Sunday, August 17, 2014

No one to care for

Shariful Islam
Four-year-old Mim, right, and her two-year-old brother Arif are being looked after by female police members at the Victim Support Centre of DMP in Tejgaon. The young siblings lost their parents recently. Photo: Courtesy
Four-year-old Mim, right, and her two-year-old brother Arif are being looked after by female police members at the Victim Support Centre of DMP in Tejgaon. The young siblings lost their parents recently. Photo: Courtesy








Even a few weeks back, they had slept happily in their mother's lap knowing nothing about a grim future that was to befall them soon. A cruel twist of events separated them from their mother forever, throwing them into a world of uncertainty.
Four-year old Mim and her two-year old brother Arif had been passing their hapless days at the Victim Support Centre of Dhaka Metropolitan Police in Tejgaon in the capital since their mother died two weeks ago.

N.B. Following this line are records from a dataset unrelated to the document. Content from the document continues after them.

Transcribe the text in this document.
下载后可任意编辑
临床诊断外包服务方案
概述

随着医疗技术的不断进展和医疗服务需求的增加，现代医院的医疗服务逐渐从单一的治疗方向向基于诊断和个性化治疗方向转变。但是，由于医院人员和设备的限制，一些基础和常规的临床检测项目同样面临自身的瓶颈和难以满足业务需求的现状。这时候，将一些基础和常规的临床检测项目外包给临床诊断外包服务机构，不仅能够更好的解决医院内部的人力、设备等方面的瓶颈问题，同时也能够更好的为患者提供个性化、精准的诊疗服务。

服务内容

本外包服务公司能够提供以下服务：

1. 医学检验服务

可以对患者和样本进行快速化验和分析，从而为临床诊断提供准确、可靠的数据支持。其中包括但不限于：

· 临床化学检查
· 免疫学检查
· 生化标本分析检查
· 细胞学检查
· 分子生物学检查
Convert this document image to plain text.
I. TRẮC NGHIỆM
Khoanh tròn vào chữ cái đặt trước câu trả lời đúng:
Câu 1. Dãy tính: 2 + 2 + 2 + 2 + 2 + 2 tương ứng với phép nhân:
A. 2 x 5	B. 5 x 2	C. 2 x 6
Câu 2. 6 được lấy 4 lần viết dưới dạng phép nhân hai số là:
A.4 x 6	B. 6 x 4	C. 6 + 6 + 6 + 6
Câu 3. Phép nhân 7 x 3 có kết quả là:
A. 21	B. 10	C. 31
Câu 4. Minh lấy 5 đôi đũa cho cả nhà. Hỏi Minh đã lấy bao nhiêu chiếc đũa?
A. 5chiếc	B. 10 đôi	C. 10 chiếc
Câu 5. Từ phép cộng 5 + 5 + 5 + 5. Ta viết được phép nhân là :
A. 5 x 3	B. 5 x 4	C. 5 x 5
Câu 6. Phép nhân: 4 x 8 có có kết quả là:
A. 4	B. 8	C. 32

Their mother, Asma, died of cardio respiratory failure at Dhaka Medical College Hospital on August 4 while their father, Shahjahan, had been killed in a road accident about six months back, said an official at the centre.

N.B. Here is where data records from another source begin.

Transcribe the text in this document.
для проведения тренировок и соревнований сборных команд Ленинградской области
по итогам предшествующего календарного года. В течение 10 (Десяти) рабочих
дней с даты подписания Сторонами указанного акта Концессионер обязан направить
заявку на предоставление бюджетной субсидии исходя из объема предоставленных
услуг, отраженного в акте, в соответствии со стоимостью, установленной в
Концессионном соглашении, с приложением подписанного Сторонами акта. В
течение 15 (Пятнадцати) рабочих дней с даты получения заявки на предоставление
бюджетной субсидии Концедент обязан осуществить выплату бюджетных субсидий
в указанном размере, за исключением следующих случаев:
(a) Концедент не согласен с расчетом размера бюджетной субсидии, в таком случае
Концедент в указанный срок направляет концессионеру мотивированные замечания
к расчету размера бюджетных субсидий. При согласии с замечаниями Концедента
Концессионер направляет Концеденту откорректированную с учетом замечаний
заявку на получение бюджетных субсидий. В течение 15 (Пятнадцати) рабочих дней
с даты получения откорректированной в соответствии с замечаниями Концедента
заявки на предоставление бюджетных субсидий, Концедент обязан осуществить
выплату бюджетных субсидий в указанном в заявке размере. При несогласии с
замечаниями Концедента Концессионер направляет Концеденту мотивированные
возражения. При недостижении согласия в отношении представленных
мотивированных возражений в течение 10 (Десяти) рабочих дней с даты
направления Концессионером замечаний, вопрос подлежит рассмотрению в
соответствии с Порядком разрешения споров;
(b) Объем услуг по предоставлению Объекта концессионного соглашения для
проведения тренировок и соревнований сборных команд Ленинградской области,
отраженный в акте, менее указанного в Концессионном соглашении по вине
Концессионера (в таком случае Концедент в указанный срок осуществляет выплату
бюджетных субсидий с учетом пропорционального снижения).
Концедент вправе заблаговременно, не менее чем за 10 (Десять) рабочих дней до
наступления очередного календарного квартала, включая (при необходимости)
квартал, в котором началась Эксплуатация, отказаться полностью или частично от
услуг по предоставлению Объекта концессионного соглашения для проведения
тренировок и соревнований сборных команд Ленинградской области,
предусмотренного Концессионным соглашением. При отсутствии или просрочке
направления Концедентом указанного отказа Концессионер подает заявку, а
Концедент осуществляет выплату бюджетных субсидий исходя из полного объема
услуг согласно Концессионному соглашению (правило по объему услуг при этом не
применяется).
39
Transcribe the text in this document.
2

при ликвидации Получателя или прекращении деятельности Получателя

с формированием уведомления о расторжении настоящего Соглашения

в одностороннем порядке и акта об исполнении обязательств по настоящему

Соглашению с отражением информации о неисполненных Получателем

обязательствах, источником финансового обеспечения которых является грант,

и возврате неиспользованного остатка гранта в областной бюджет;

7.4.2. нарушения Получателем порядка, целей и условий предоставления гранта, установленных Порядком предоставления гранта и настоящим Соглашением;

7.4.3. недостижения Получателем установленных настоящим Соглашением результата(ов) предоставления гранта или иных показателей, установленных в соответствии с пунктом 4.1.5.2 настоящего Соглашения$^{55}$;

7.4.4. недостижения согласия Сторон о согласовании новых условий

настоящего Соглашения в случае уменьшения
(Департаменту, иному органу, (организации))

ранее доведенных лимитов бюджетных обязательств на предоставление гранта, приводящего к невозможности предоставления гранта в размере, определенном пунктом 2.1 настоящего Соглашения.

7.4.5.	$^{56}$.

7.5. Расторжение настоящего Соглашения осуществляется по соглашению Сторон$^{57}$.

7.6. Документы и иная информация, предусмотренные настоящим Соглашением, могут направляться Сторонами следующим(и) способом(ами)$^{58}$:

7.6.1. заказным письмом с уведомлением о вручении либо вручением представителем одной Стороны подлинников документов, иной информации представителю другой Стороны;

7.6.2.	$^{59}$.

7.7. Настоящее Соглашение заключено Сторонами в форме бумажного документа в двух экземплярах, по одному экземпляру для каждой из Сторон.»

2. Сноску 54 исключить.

The loss the children were going through was colossal. They, however, were too small to come to terms with this.
Mim could talk, somewhat hesitatingly though. She could utter her mother's and brother's name. She also seemed to be aware of her father's death in an accident but when this correspondent asked about her mother, she said, “My mother is at work.”
During a visit at the centre, they were seen playing with female police members who had been looking after them.

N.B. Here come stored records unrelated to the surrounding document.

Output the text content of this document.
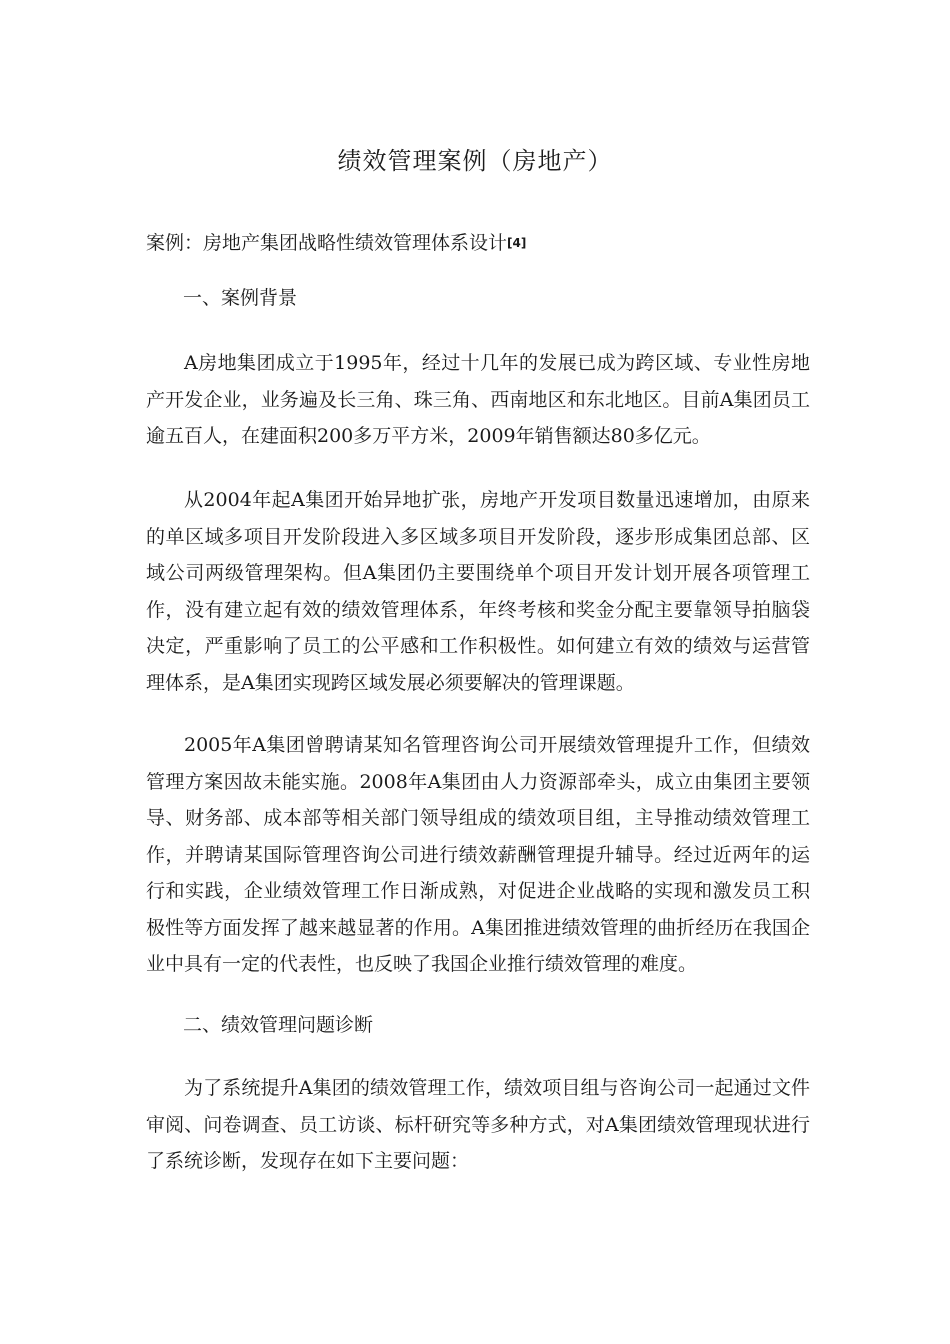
绩效管理案例（房地产）
案例：房地产集团战略性绩效管理体系设计[4]
一、案例背景
A房地集团成立于1995年，经过十几年的发展已成为跨区域、专业性房地产开发企业，业务遍及长三角、珠三角、西南地区和东北地区。目前A集团员工逾五百人，在建面积200多万平方米，2009年销售额达80多亿元。
从2004年起A集团开始异地扩张，房地产开发项目数量迅速增加，由原来的单区域多项目开发阶段进入多区域多项目开发阶段，逐步形成集团总部、区域公司两级管理架构。但A集团仍主要围绕单个项目开发计划开展各项管理工作，没有建立起有效的绩效管理体系，年终考核和奖金分配主要靠领导拍脑袋决定，严重影响了员工的公平感和工作积极性。如何建立有效的绩效与运营管理体系，是A集团实现跨区域发展必须要解决的管理课题。
2005年A集团曾聘请某知名管理咨询公司开展绩效管理提升工作，但绩效管理方案因故未能实施。2008年A集团由人力资源部牵头，成立由集团主要领导、财务部、成本部等相关部门领导组成的绩效项目组，主导推动绩效管理工作，并聘请某国际管理咨询公司进行绩效薪酬管理提升辅导。经过近两年的运行和实践，企业绩效管理工作日渐成熟，对促进企业战略的实现和激发员工积极性等方面发挥了越来越显著的作用。A集团推进绩效管理的曲折经历在我国企业中具有一定的代表性，也反映了我国企业推行绩效管理的难度。
二、绩效管理问题诊断
为了系统提升A集团的绩效管理工作，绩效项目组与咨询公司一起通过文件审阅、问卷调查、员工访谈、标杆研究等多种方式，对A集团绩效管理现状进行了系统诊断，发现存在如下主要问题：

 “I had serious trouble sleeping last night as I could not stop thinking about their fate,” Fatiha Yesmin, additional deputy commissioner of the centre, told this correspondent as tears welled up in her eyes.
After Asma's death, Anjuman-e Mafidul Islam received her body as none came to receive it. The whereabouts of her late husband and his family could also not be known from any source.
Deputy Commissioner of Victim Support Centre Shamima Begum said Shahbagh police had given the two children under their custody after their mother's death. She said they were desperately looking for a legal guardian for the children but were yet to find any.
"Several people have already showed interest to adopt the children but only the court can decide whether they will be given to any foster parent or to a child care centre," she said.
Asma has one step-brother named Humayun Kabir who works as a peon at a Rajshahi clinic. He said Asma was her only family member and they had lost their parents around nine years back.
"I'm already finding it very difficult to make both ends meet. I cannot afford to raise Asma's children even if I wanted to," a downcast Kabir said.